沈老爺坐在自己的位置上,閉目凝神靜氣,過了好一會之後,他才冷靜了下來,提筆開始寫信。

因為心神激盪,這會兒他握筆的手都微微有些發抖,字跡也不是如何工整。

好容易寫完這封信之後,沈毅立刻吹乾墨跡,然後低聲道:“蔣勝,把我的信立刻送出去!”

“六百里加急!”

聽到這五個字,蔣勝就知道事情很大,他慌忙接過書信,看了一眼信封上的地址。

建康皇宮…

他接過書信之後,不敢怠慢,連忙下去送信去了。

等到蔣勝離開之後,沈老爺癱坐在自己的椅子上,兩隻眼睛望著房梁出神,因為心情激動,他的額頭上有細密的汗珠。

過了不知道多久,沈老爺才緩了過來,他默默站了起來,走到已經被綁的嚴嚴實實的鮑永面前。

他打量了鮑永片刻之後,搬了把椅子,坐在了鮑永對面。

沉默了片刻之後,沈老爺緩緩說道:“你活不成了.”

鮑永被布條勒住嘴巴,說不出話,聽到沈毅的話之後,他驚恐的瞪大了眼睛,開始死命掙扎,嘴裡嗚嗚個不停。

沈毅神色平靜,看了他一眼。

“我知道你是報信的,你本不該死,我原也沒有想殺你,因此只准備把你留在我這裡,給我爭取一些準備的時間,不過我剛才想了想.”

“你瞧見了我失態的模樣.”

沈毅閉上眼睛,臉上的表情已經變得有些冷峻:“因此,你活不成了.”

剛才沈毅驟然聽到有人拿家裡人威脅自己,有些心神失守,暴怒之下,很多行為非常不理智。

這種不理智,是不能示之以人的。

因為一旦傳到齊人那裡,齊人就知道,沈毅真正的軟肋所在了。

所以這個人,不能讓他活著離開淮安,不能讓他把沈毅方才的樣子,告訴清淨司的人。

鮑永更加驚恐,他努力睜大眼睛,嘴裡嗚嗚嗚想要說話,但是卻怎麼也說不出口。

沈毅不再跟這個人廢話,他深呼吸了一口氣,走出了自己的房間。

這會兒,蔣勝不在,不過他身邊的隨從不止蔣勝一個人,揮了揮手之後,立刻有人上前,對著沈毅抱拳:“沈公!”

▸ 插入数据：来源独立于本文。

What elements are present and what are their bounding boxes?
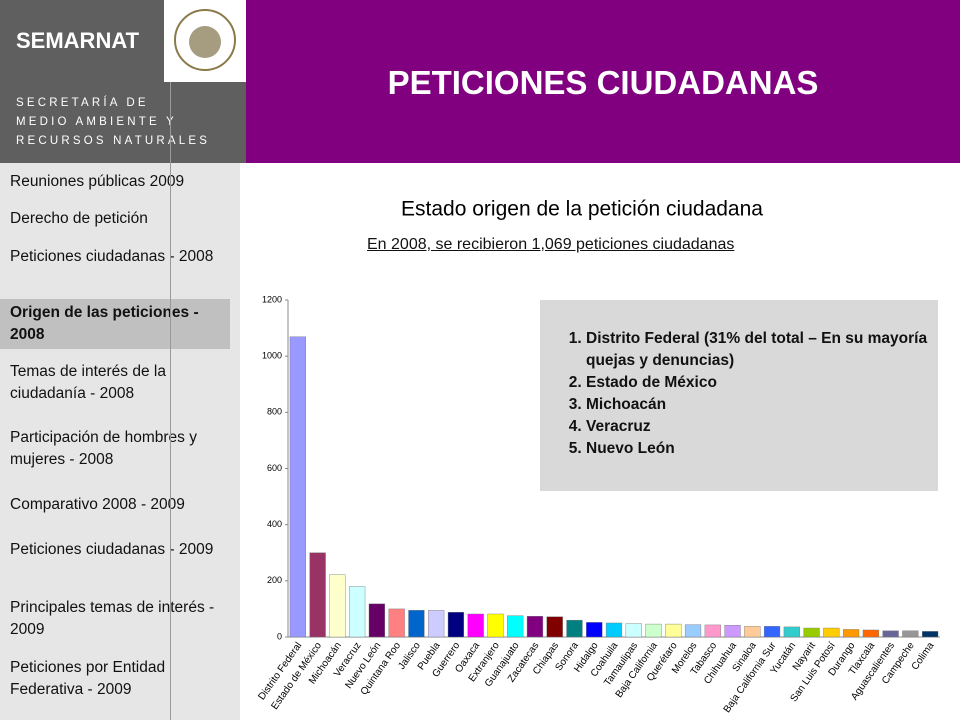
bar: [803, 627, 820, 638]
bar: [625, 623, 642, 638]
note-item: Veracruz: [586, 416, 938, 438]
bar: [447, 612, 465, 638]
nav-item: Peticiones por Entidad Federativa - 2009: [10, 659, 166, 698]
nav-item: Peticiones ciudadanas - 2009: [10, 541, 214, 558]
bar: [645, 623, 662, 638]
bar: [724, 625, 741, 638]
bar: [428, 610, 445, 638]
bar: [349, 586, 366, 638]
nav-item: Derecho de petición: [10, 210, 148, 227]
bar: [665, 623, 682, 638]
y-tick-label: 200: [267, 575, 282, 585]
bar: [329, 574, 346, 638]
note-item: Estado de México: [586, 372, 938, 394]
bar: [842, 629, 860, 638]
nav-item: Origen de las peticiones - 2008: [0, 299, 230, 349]
nav-item: Principales temas de interés - 2009: [10, 599, 215, 638]
bar: [467, 613, 484, 638]
bar: [862, 629, 879, 638]
sidebar: Reuniones públicas 2009 Derecho de petici…: [0, 163, 240, 720]
y-tick-label: 800: [267, 407, 282, 417]
bar: [823, 627, 840, 638]
bar: [388, 608, 405, 638]
nav-item: Reuniones públicas 2009: [10, 173, 185, 190]
bar: [783, 626, 800, 638]
bar: [507, 615, 524, 638]
bar: [368, 603, 386, 638]
agency-line: RECURSOS NATURALES: [16, 135, 211, 147]
bar: [546, 616, 563, 638]
bar: [704, 624, 721, 638]
chart-title: Estado origen de la petición ciudadana: [401, 198, 763, 221]
nav-item: Participación de hombres y mujeres - 200…: [10, 429, 197, 468]
agency: SECRETARÍA DE MEDIO AMBIENTE Y RECURSOS NA…: [0, 82, 246, 163]
y-tick-label: 400: [267, 519, 282, 529]
bar: [309, 552, 326, 638]
notes-box: Distrito Federal (31% del total – En su …: [540, 300, 938, 491]
brand: SEMARNAT: [16, 28, 140, 53]
logo: SEMARNAT: [0, 0, 164, 82]
y-tick-label: 600: [267, 463, 282, 473]
nav-item: Peticiones ciudadanas - 2008: [10, 248, 214, 265]
seal: [164, 0, 246, 82]
agency-line: SECRETARÍA DE: [16, 97, 149, 109]
seal-icon: [174, 9, 236, 71]
bar: [763, 626, 781, 638]
note-item: Michoacán: [586, 394, 938, 416]
subtitle: En 2008, se recibieron 1,069 peticiones …: [367, 236, 735, 253]
bar: [922, 631, 939, 638]
nav-item: Temas de interés de la ciudadanía - 2008: [10, 363, 166, 402]
bar: [566, 619, 583, 638]
y-tick-label: 1000: [262, 351, 282, 361]
bar: [605, 622, 623, 638]
y-tick-label: 1200: [262, 294, 282, 304]
agency-line: MEDIO AMBIENTE Y: [16, 116, 177, 128]
divider: [170, 82, 171, 720]
bar: [408, 610, 425, 638]
page-title: PETICIONES CIUDADANAS: [387, 64, 819, 101]
bar: [586, 622, 603, 638]
note-item: Distrito Federal (31% del total – En su …: [586, 328, 938, 372]
nav-item: Comparativo 2008 - 2009: [10, 496, 185, 513]
bar: [902, 630, 919, 638]
bar: [487, 613, 504, 638]
note-item: Nuevo León: [586, 438, 938, 460]
bar: [684, 624, 702, 638]
notes-list: Distrito Federal (31% del total – En su …: [540, 328, 938, 460]
bar: [744, 626, 761, 638]
bar: [526, 616, 544, 638]
y-tick-label: 0: [277, 631, 282, 641]
bar: [289, 336, 306, 638]
bar: [882, 630, 899, 638]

沈毅默默閉上眼睛,開口道:“房間裡那個齊人,意圖刺殺我,已經被我擒下,把他處理了.”

這個隨從也就是二十多歲,已經跟了沈毅不短時間,對於沈毅的話自然是毫不猶豫,聞言立刻低頭抱拳:“是!”

沈毅看了他一眼,繼續說道:“再有,去叫駱勇來見我.”

這隨從畢恭畢敬,低下了頭。

“是!”

…………

淮安距離建康,只四百里路,平日裡如果是尋常的公文,要兩天時間才能送到,不過六百里加急這種最高階別的“快遞級別”,則是一方封疆大吏,或者是欽差才有資格動用的,優先順序非常之高。

因此,沈毅這封信,早上發出去,到了傍晚時分,就送到了建康,送到了高公公手裡。

高太監作為內廷的大管家,也是皇帝本人的秘書,但是六百里加急的文書,他輕易也是不能看的,因此不敢怠慢,於是乎他立刻動身來到了甘露殿,把沈毅的加急文書,遞到了皇帝手裡。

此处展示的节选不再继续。